Table 4 SSM mutations according to the type of mutation (insertion or deletion), the number of base pairs inserted or deleted (1 or > 1) and the number of repeats in the run at the site of the mutation (2, 3 or > 3) in the normal sequence

Discussion

The study analyzed 625 different disease-causing mutations in the coding regions of three human genes: CFTR, β globin and factor IX. A strict analysis was performed in order to estimate the net influence of SSM in short (1–4 bp) insertion and deletion mutations. This was obtained by classifying a mutation as SSM only in those cases in which the mutation could be simply explained by the SSM model. It is important to note that the repertoire of mutations found in patients showing disease symptoms does not reflect the entire spectrum of mutational events that might have occurred in these coding sequences in the course of evolution. Mutations without clinical effect or mutations that have not ‘survived’ through evolution are missing. The search uncovered 134 deletion or insertion mutations of 4 bp or less (table 2). These were 21% of all mutations. Our analysis revealed that a net proportion of 27% of all deletion or insertion mutations of 4 bp or less can be attributed to SSM events. In these cases, it is reasonable to assume that SSM, rather than unequal sister chromatid exchange, is the mechanism involved, since the analyzed mutations are within very short runs (2–7 repeats) which probably would not facilitate unequal pairing of DNA strands.

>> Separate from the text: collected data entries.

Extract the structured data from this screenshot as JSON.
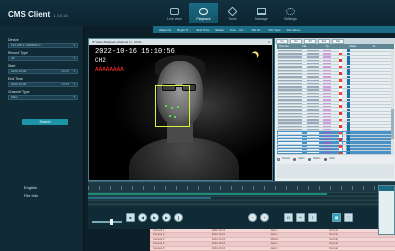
{
  "app": {
    "title": "CMS Client",
    "version": "1.3.6.16"
  },
  "nav": [
    {
      "label": "Live view",
      "icon": "live-view-icon",
      "active": false
    },
    {
      "label": "Playback",
      "icon": "playback-icon",
      "active": true
    },
    {
      "label": "Tools",
      "icon": "tools-icon",
      "active": false
    },
    {
      "label": "Manage",
      "icon": "manage-icon",
      "active": false
    },
    {
      "label": "Settings",
      "icon": "settings-icon",
      "active": false
    }
  ],
  "stream_header": {
    "cells": [
      "Wake No",
      "Begin Ti...",
      "End Time",
      "Status",
      "Proc... Co...",
      "File Si...",
      "File Type",
      "File Name"
    ]
  },
  "left_panel": {
    "fields": [
      {
        "label": "Device",
        "value": "192.168.1.100/8000 V..."
      },
      {
        "label": "Record Type",
        "value": "All"
      },
      {
        "label": "Start",
        "value": "2022-10-06",
        "suffix": "00:00"
      },
      {
        "label": "End Time",
        "value": "2022-10-06",
        "suffix": "23:59"
      },
      {
        "label": "Channel Type",
        "value": "Main"
      }
    ],
    "search_label": "Search",
    "footer": [
      "English",
      "File Info"
    ]
  },
  "playback_window": {
    "title": "IP video Playback (channel 1) - 01/01",
    "osd_time": "2022-10-16 15:10:56",
    "osd_channel": "CH2",
    "osd_name": "AAAAAAAA"
  },
  "right_panel": {
    "tools": [
      "Up",
      "Dn",
      "All",
      "Exp",
      "Del"
    ],
    "headers": [
      "Time No.",
      "File",
      "Ty...",
      "Status",
      "Si..."
    ],
    "selected_rows": [
      25,
      26,
      27,
      28,
      29,
      30,
      31
    ],
    "row_count": 32,
    "legend": [
      {
        "label": "Normal",
        "color": "#ffffff"
      },
      {
        "label": "Alarm",
        "color": "#ff3b3b"
      },
      {
        "label": "Motion",
        "color": "#2aa5c0"
      },
      {
        "label": "Other",
        "color": "#d23a3a"
      }
    ]
  },
  "bottom_table": {
    "rows": [
      [
        "Camera 1",
        "2022-10-16",
        "Alarm",
        "Normal"
      ],
      [
        "Camera 2",
        "2022-10-16",
        "Alarm",
        "Normal"
      ],
      [
        "Camera 3",
        "2022-10-16",
        "Motion",
        "Normal"
      ],
      [
        "Camera 4",
        "2022-10-16",
        "Alarm",
        "Normal"
      ],
      [
        "Camera 5",
        "2022-10-16",
        "Alarm",
        "Normal"
      ]
    ]
  },
  "colors": {
    "background": "#0c1e28",
    "accent": "#1a6b84",
    "highlight": "#2aa5c0",
    "face_box": "#d6f23a",
    "osd_red": "#ff2a2a"
  }
}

As seen in table 3, the proportion of deletion and insertion mutations that can be explained by SSM is significantly higher than expected by chance, except for the 1-bp deletions. These results indicate that SSM is a significant mechanism causing deletion and insertion mutations in human genes. The appearance of a simple run of 2 bp (AA, CC, GG and TT) is the most common repeat in any sequence. Therefore, it is not surprising that, as seen in table 4, the majority of the 1-bp deletion mutations are in runs of two repeats. This supports the suggestion that some of these mutations are caused by other mechanisms and are classified as SSM by chance only.

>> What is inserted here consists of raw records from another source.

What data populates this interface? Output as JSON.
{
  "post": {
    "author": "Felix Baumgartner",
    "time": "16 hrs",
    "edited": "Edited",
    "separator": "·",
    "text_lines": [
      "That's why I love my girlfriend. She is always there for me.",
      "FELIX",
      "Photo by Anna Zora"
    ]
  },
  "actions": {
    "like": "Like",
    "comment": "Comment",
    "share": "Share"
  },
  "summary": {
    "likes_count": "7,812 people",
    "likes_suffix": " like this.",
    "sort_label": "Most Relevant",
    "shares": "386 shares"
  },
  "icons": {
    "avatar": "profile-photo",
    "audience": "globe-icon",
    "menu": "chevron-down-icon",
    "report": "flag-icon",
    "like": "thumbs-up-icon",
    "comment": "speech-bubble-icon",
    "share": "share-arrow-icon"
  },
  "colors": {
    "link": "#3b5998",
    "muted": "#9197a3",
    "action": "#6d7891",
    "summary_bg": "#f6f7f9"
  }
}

It is well recognized that the highly polymorphic microsatellite regions comprised of long runs (>20) of short tandem repeats are unstable, leading to changes in the number of the repeated unit. In addition, several human diseases have been found to be caused by the instability of long runs of 3 bp tandemly repeated. Our results suggest that very short runs (<8) of tandem repeats can also lead to misalignment and SSM. Since the frequency of short tandem repeats is higher than the frequency of long tandem repeats, the results presented here indicate that the instability of these short repeats contributes to DNA mutability in human genes.

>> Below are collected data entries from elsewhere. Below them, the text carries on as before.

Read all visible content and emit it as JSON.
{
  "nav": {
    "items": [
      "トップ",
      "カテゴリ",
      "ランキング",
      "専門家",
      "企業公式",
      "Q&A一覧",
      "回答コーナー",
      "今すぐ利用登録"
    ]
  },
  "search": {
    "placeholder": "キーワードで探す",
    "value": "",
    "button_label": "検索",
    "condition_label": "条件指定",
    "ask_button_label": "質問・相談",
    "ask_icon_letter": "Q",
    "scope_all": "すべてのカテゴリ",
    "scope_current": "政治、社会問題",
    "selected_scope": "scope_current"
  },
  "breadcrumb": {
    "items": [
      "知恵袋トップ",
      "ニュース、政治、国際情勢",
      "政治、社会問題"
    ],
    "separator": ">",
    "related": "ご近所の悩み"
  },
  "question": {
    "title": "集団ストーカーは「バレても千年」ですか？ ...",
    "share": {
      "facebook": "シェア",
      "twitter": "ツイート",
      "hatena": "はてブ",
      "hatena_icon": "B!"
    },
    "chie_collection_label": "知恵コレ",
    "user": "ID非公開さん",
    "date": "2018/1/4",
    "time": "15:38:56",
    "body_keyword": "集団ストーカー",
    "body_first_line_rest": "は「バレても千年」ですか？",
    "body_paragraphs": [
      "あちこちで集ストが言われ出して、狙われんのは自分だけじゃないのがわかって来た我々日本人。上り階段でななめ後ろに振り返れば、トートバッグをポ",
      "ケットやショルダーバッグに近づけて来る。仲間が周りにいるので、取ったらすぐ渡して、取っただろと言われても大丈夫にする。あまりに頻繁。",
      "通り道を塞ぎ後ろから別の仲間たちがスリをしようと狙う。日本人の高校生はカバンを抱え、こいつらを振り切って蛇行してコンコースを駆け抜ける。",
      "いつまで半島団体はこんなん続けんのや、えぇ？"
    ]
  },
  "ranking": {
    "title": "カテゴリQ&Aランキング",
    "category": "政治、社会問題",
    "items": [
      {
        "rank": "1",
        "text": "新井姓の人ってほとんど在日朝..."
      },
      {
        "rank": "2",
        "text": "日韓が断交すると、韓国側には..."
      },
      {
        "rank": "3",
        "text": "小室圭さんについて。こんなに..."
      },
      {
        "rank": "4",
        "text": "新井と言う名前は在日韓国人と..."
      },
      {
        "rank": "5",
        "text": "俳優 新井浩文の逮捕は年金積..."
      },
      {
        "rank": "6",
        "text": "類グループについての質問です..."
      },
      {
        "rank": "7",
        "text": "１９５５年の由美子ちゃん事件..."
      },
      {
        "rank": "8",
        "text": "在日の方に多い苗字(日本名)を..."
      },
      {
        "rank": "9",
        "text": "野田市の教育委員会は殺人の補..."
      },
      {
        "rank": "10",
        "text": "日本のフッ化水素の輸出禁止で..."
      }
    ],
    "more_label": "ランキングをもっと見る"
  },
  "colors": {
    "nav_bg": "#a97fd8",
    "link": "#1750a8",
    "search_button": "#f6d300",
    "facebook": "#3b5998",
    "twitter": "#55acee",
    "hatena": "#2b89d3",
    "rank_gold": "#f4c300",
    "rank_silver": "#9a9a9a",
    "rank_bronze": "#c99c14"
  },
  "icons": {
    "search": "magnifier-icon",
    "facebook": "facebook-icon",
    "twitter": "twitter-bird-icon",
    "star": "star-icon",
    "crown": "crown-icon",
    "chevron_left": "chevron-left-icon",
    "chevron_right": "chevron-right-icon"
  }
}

Nontandem repeats, interrupted by a few base pairs, may also promote deletion and insertion mutations by SSM. This has been convincingly demonstrated in Escherichia coli [25, 26]. In our study, such mutations were not classified as SSM mutations. Nevertheless, several examples have been observed, such as a 4-bp deletion (double underlined) in the CF gene: CTACCAAGTCAACCAAACCATACAA-3667del4 [Estivill, pers. commun.]. This sequence comprises three repetitive units (underlined) of 4 bp, interrupted by a few base pairs. Thus, the proportion of deletion and insertion mutations in which short repeats are involved may well be even higher than found in this study. Furthermore, it has been suggested that the SSM mechanism is also involved in generating substitution mutations [27]. Thus, the SSM mechanism is probably a major mechanism for the generation of mutations in general.